David pressed his face into his grandmother’s hip, and Mrs. Queen’s heart broke when that child’s fear made him hum.
“Do you have to leave that radio on Maven?”
“Don’t you think we should know what’s going on?”
“I’m not sure we should.”
Mrs. Queen closed her eyes. She was too frightened to cry. She had tried so hard to convince herself that all her worries were but figments of imagination. She had finally believed that the nightmares that haunted her sleep had not tainted the wakened world. She had tricked herself into thinking that all her anxiety was but the result of a mind whose natural balance of chemicals was slightly off-kilter. She had regained the confidence that had been lost to her the day her husband died. She had come to believe that the world was touched more by hope than it was by doom.
But in that basement, feeling her heart thunder in her chest, feeling her body grow old as her limbs trembled, Mrs. Queen realized that she had been sanest when she had hummed. Prescription pills could not wash away the world’s monstrosity. Everyone else was mad. Everyone who went through their days without shaking and humbling were the insane ones. Mrs. Queen squeezed David and wished it all would go away.
“Do you feel something?” asked Mavin.
The world suddenly seemed to collapse beneath Mrs. Queen’s feet. The ground shook, and she gripped David all the more tightly as they both struggled to remain standing. The walls vibrated to a terrible din, casting all of the antique tools Mrs. Queen’s husband had collected while living – the tools his widow had carried into the basement and hooked upon those concrete walls following the collector’s burial – to the floor, where they clattered and rang as the ground continued to tumble. Mrs. Queen’s pile of laundry fell from the dryer, and the storm water the failing sump pump could not jettison from the foundation stained the bath towels and garments. The basement’s ceiling buckled. Towers of cardboard boxes, holding the ornaments and decorations Mrs. Queen’s family once assembled during the holiday season, toppled and shattered.
The rumble intensified, and Mrs. Queen held her breat
h as she watched cracks splinter across her basement walls. The storm continued to howl outside, and Mrs. Queen heard her home’s timbers pop and snap beneath the strain of wind and earthquake. The voice from the emergency radio continued to warn that furious nations prepared their weapons of Armageddon. Mrs. Queen closed her eyes, gripped David as hard as she could, and waited for her home to collapse upon her.
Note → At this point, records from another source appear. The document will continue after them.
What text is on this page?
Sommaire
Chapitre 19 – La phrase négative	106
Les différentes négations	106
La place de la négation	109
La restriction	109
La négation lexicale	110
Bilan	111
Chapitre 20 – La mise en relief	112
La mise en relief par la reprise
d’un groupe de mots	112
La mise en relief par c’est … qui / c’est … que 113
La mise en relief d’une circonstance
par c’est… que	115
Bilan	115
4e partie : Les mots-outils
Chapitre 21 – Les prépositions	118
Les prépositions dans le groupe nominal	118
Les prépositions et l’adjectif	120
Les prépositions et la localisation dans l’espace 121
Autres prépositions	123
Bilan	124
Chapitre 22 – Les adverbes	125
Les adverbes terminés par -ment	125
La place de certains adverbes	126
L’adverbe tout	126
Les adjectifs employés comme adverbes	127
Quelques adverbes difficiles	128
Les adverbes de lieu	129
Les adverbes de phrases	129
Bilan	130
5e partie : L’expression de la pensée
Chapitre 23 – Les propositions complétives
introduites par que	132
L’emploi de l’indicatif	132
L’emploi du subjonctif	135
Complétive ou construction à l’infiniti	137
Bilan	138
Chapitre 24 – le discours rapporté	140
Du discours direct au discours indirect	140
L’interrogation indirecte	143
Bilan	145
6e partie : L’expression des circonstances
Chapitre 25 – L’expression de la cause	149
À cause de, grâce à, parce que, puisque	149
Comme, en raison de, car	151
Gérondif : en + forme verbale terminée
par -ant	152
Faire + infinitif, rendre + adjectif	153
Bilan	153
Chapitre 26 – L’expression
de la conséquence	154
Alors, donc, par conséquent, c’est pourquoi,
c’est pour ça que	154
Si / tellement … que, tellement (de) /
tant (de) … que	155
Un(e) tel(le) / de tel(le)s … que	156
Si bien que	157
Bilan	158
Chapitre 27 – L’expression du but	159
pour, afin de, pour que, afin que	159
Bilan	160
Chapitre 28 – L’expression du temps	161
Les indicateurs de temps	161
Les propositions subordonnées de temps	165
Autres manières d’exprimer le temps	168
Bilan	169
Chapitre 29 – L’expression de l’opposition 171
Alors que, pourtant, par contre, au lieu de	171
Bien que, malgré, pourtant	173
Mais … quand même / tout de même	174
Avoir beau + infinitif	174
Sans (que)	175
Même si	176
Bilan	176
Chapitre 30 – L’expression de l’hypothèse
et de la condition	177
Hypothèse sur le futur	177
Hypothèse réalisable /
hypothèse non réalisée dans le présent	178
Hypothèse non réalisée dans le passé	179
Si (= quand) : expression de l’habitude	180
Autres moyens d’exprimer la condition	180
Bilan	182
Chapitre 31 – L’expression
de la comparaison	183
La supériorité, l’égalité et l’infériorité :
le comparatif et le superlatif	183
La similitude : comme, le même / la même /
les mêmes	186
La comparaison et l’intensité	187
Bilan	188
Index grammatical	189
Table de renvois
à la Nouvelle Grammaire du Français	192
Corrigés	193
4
What shelter could be expected to stand beneath the fury of such destruction?
But a second before she thought the earth directly below her would open to swallow her into the planet’s bowels, something broke within Mrs. Queen, and all the confidence and strength she had amassed during her struggle against her anxiety flooded away from her heart.
With David sobbing against her hip, and with the walls crumbling all around her, Mrs. Queen hummed.